En second lieu, l’hypothèse de travail selon laquelle le virus H5N1 muté aura exactement la même virulence et la même contagiosité que celui de la grippe espagnole de 1918, n’est corroboré par aucun élément objectif. La létalité associée au virus H5N1 lorsqu’il se transmet comme aujourd’hui d’un oiseau à un homme, est très sensiblement supérieure (50 % environ pour les 258 cas observés au 29 novembre 2006) à celle que l’on observait en 1918, mais on ne sait pas quelle sera la virulence de ce virus dans l’espèce humaine s’il advenait qu’il se transmette d’homme à homme.
De plus rien ne permet d’affirmer que le nouveau virus sera plus souvent mortel dans les mêmes tranches d’âge que la grippe espagnole (15-40 ans) et qu’il ne décimera pas également les plus de 80 ans (dont le nombre a cru de façon exponentiel depuis 1918).
Enfin, à l’inverse, ces estimations, calquées sur l’épidémie de 1918, ne tiennent pas compte des possibilités thérapeutiques actuelles (des antiviraux en préventif ou en curatif, aux techniques de réanimation en passant par l’utilisation large d’antibiotiques pour traiter les surinfections bactériennes) ni surtout de notre capacité à développer rapidement un vaccin efficace.

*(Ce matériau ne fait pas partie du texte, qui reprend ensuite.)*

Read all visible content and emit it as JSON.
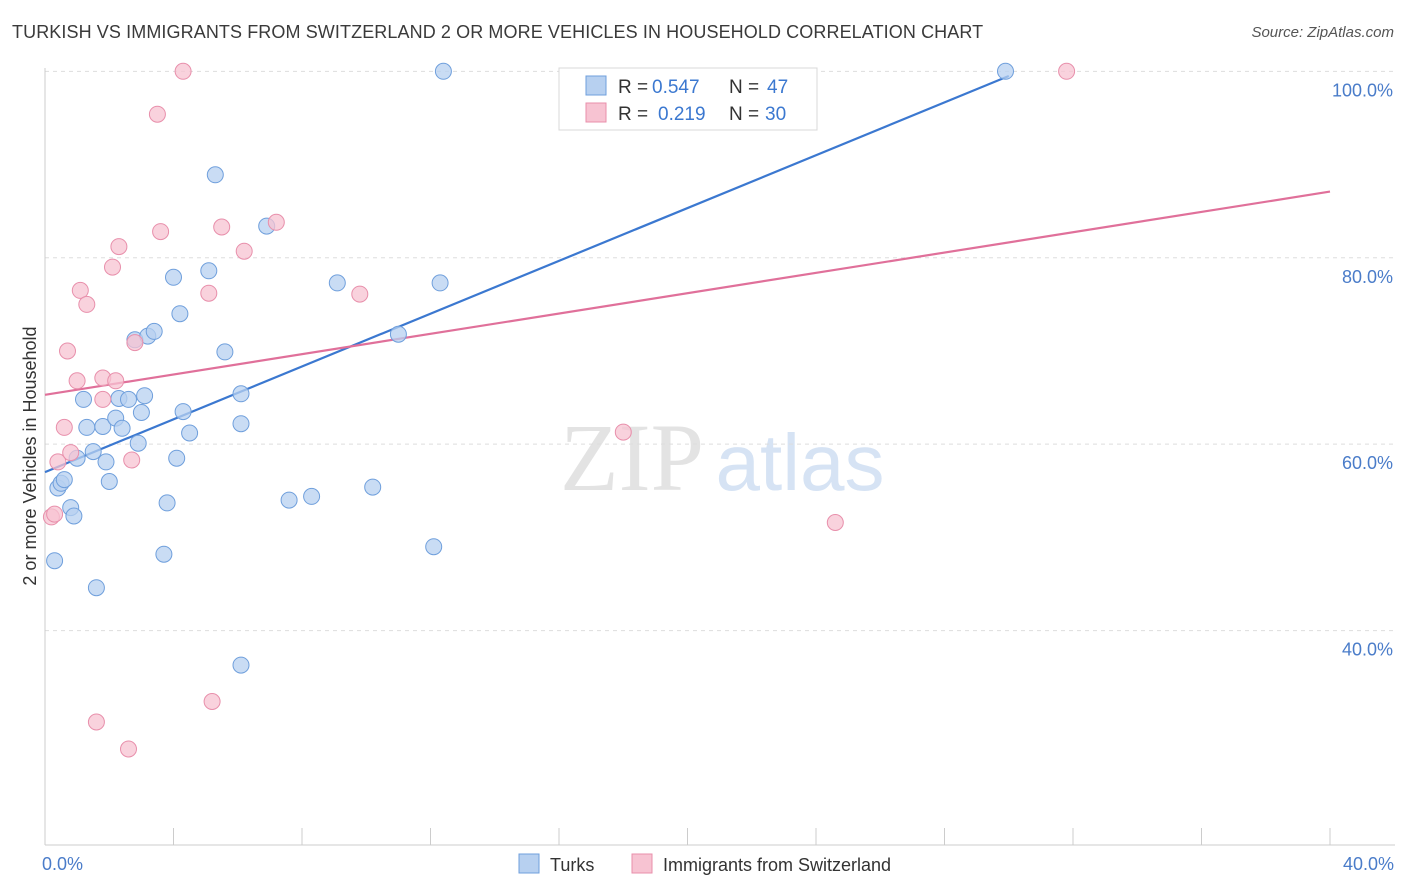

Presque à coup sûr dans l’erreur, cette « prévision » a cependant l’avantage d’attirer à nouveau l’attention de la communauté médicale et des responsables politiques sur ce qui pourrait être le plus grand défi sanitaire de l’humanité depuis bien longtemps.
Dr Anastasia Roublev
Murray C et coll. : « Estimation of potentiel global pandemic influenza mortality on the basis of vital registry from the 1918-20 pandemic : a quantitative analysis. » Lancet 2006 ; 368 : 2211-18.